Un sondage informel auprès de plus de 6 000 artistes et groupes français anglophones a permis de constater que ces derniers trouvaient plus difficile d’obtenir que leur musique soit jouée à la radio française, parce qu’ils sont à l’extérieur du quota francophone et font concurrence à des artistes internationaux pour la part de diffusion restante.

D’autres points importants comprennent le fait qu’entre 2003 et 2011, le nombre d’albums francophones parus est passé de 718 à 158, une réduction de plus de 75 %.

OBSERVATION : Vu l’accès libre et sans restriction à la publication et à la fourniture de contenu en ligne, les artistes et les créateurs, qui sont souvent séparés de leur auditoire par un seul degré, ont des occasions de joindre et de développer des auditoires ainsi que de mener des carrières durables sans compter sur la radio terrestre. Étant donné la nature inconditionnelle du paysage technologique, la voie restreignante vers la diffusion sur les ondes de la radio terrestre est déconcertante pour de nombreux artistes qui, comme il fallait s’y attendre, choisissent de présenter leur musique et de joindre leurs auditoires en suivant d’autres voies.
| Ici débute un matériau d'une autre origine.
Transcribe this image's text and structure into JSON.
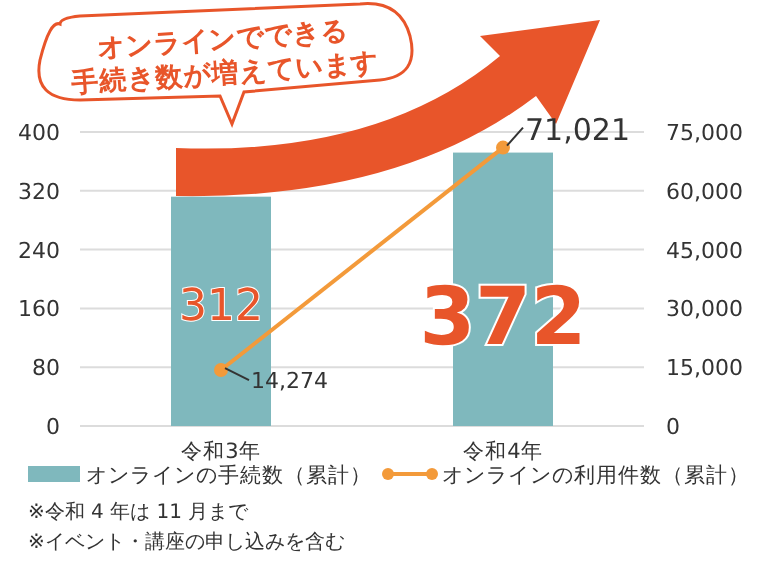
{
  "chart_data": {
    "type": "bar",
    "title": "オンラインでできる手続き数が増えています",
    "categories": [
      "令和3年",
      "令和4年"
    ],
    "series": [
      {
        "name": "オンラインの手続数（累計）",
        "color": "#7fb8bd",
        "values": [
          312,
          372
        ],
        "value_labels": [
          "312",
          "372"
        ]
      },
      {
        "name": "オンラインの利用件数（累計）",
        "type": "line",
        "axis": "y2",
        "color": "#f39a3a",
        "values": [
          14274,
          71021
        ],
        "value_labels": [
          "14,274",
          "71,021"
        ]
      }
    ],
    "ylim": [
      0,
      400
    ],
    "yticks": [
      0,
      80,
      160,
      240,
      320,
      400
    ],
    "y2lim": [
      0,
      75000
    ],
    "y2ticks": [
      0,
      {
        "value": 15000,
        "label": "15,000"
      },
      {
        "value": 30000,
        "label": "30,000"
      },
      {
        "value": 45000,
        "label": "45,000"
      },
      {
        "value": 60000,
        "label": "60,000"
      },
      {
        "value": 75000,
        "label": "75,000"
      }
    ],
    "grid": "y",
    "legend": "bottom",
    "marker": "circle",
    "annotations": [
      "※令和 4 年は 11 月まで",
      "※イベント・講座の申し込みを含む"
    ]
  }
}
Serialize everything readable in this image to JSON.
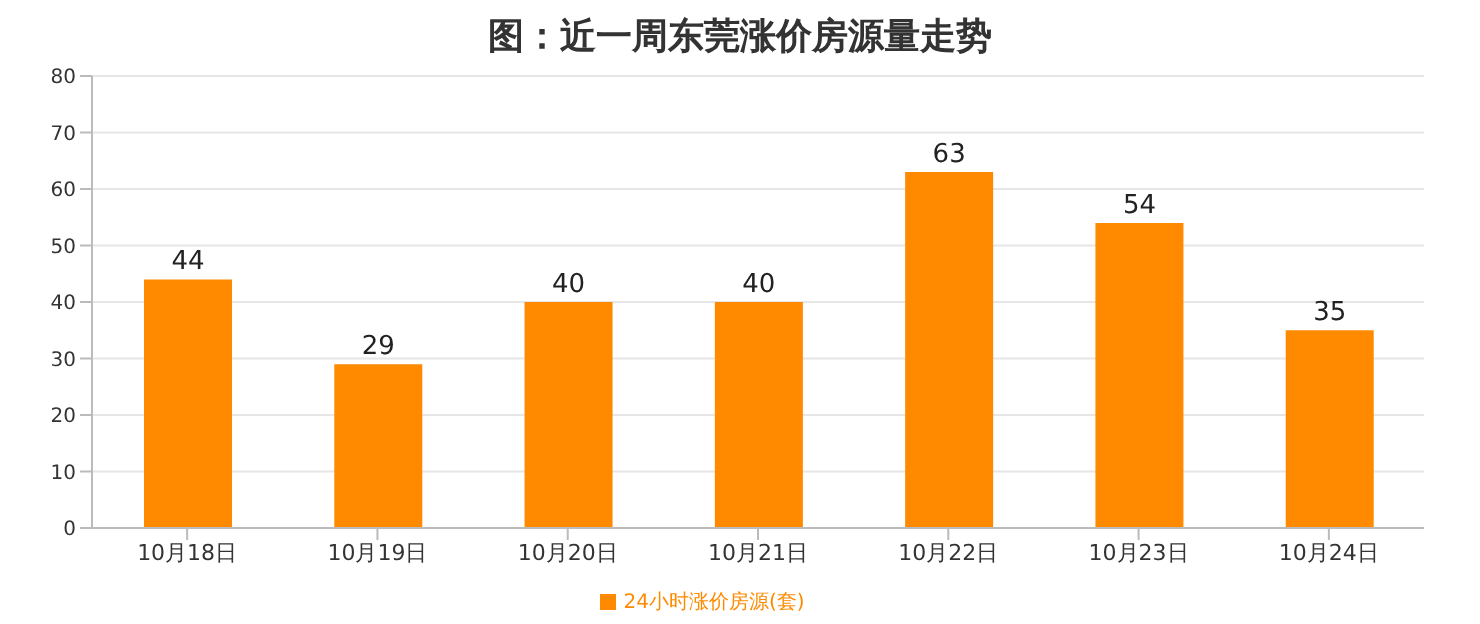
{
  "chart_data": {
    "type": "bar",
    "title": "图：近一周东莞涨价房源量走势",
    "categories": [
      "10月18日",
      "10月19日",
      "10月20日",
      "10月21日",
      "10月22日",
      "10月23日",
      "10月24日"
    ],
    "series": [
      {
        "name": "24小时涨价房源(套)",
        "color": "#ff8a00",
        "values": [
          44,
          29,
          40,
          40,
          63,
          54,
          35
        ]
      }
    ],
    "ylim": [
      0,
      80
    ],
    "yticks": [
      0,
      10,
      20,
      30,
      40,
      50,
      60,
      70,
      80
    ],
    "grid": "y",
    "legend": "bottom",
    "data_labels": true
  }
}
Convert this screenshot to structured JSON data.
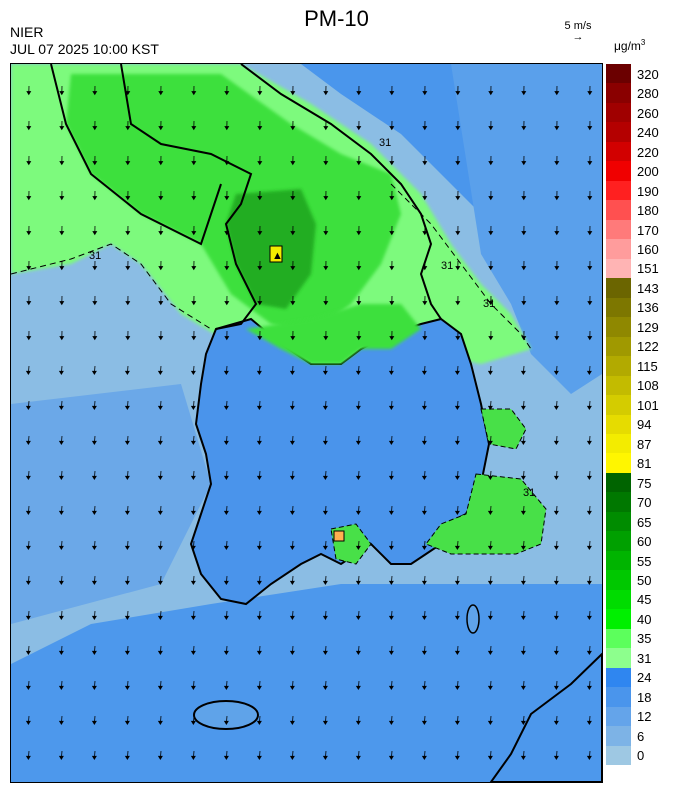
{
  "header": {
    "title": "PM-10",
    "agency": "NIER",
    "datetime": "JUL 07 2025 10:00 KST",
    "wind_reference": "5 m/s",
    "unit": "μg/m",
    "unit_exponent": "3"
  },
  "map": {
    "region": "Korean Peninsula (South Korea)",
    "contour_labels": [
      "31",
      "31",
      "31",
      "31",
      "31"
    ],
    "markers": [
      "max-marker",
      "max-marker"
    ]
  },
  "legend": {
    "labels": [
      "320",
      "280",
      "260",
      "240",
      "220",
      "200",
      "190",
      "180",
      "170",
      "160",
      "151",
      "143",
      "136",
      "129",
      "122",
      "115",
      "108",
      "101",
      "94",
      "87",
      "81",
      "75",
      "70",
      "65",
      "60",
      "55",
      "50",
      "45",
      "40",
      "35",
      "31",
      "24",
      "18",
      "12",
      "6",
      "0"
    ],
    "colors": [
      "#6b0000",
      "#8a0000",
      "#a00000",
      "#b40000",
      "#d20000",
      "#f00000",
      "#ff2020",
      "#ff5050",
      "#ff7a7a",
      "#ff9c9c",
      "#ffb4b4",
      "#6b6500",
      "#7d7700",
      "#8f8800",
      "#a09900",
      "#b2aa00",
      "#c3bb00",
      "#d4cc00",
      "#e6dc00",
      "#f3ec00",
      "#fff600",
      "#006400",
      "#007800",
      "#008c00",
      "#00a000",
      "#00b400",
      "#00c800",
      "#00dc00",
      "#00f000",
      "#5cff5c",
      "#8dff8d",
      "#2f86f0",
      "#4a95ec",
      "#64a4ea",
      "#7db3e6",
      "#9ec8e3"
    ]
  },
  "colors": {
    "sea": "#8bbde4",
    "sea_deep": "#3d8ef0",
    "land_low": "#4f97ea",
    "green_light": "#7dfa7d",
    "green_mid": "#37e337",
    "green_dark": "#1fa91f",
    "border": "#000000"
  }
}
Cela ne veut pas dire que la radio terrestre n’est pas importante dans la fourniture d’un accès à la musique, ainsi que dans la promotion de cette dernière, ni qu’elle ne participe pas au développement de carrières réussies pour certains artistes; toutefois, pour de nombreux artistes et créateurs, la radio terrestre n’est qu’une possibilité parmi tant d’autres.

IRLANDE et FRANCE

En 2010, un débat tenu en Irlande cherchait à établir la teneur du contenu diffusé, et non pas à déterminer si le contenu était diffusé ou non. Plus précisément, la question ne concernait pas la non-diffusion de la musique irlandaise, mais plutôt le fait que la radio irlandaise ne diffusait pas la musique que les organismes de réglementation souhaitaient voir diffusée. Il s’agissait en partie d’une question d’artistes émergents qui est traitée plus loin dans le présent examen.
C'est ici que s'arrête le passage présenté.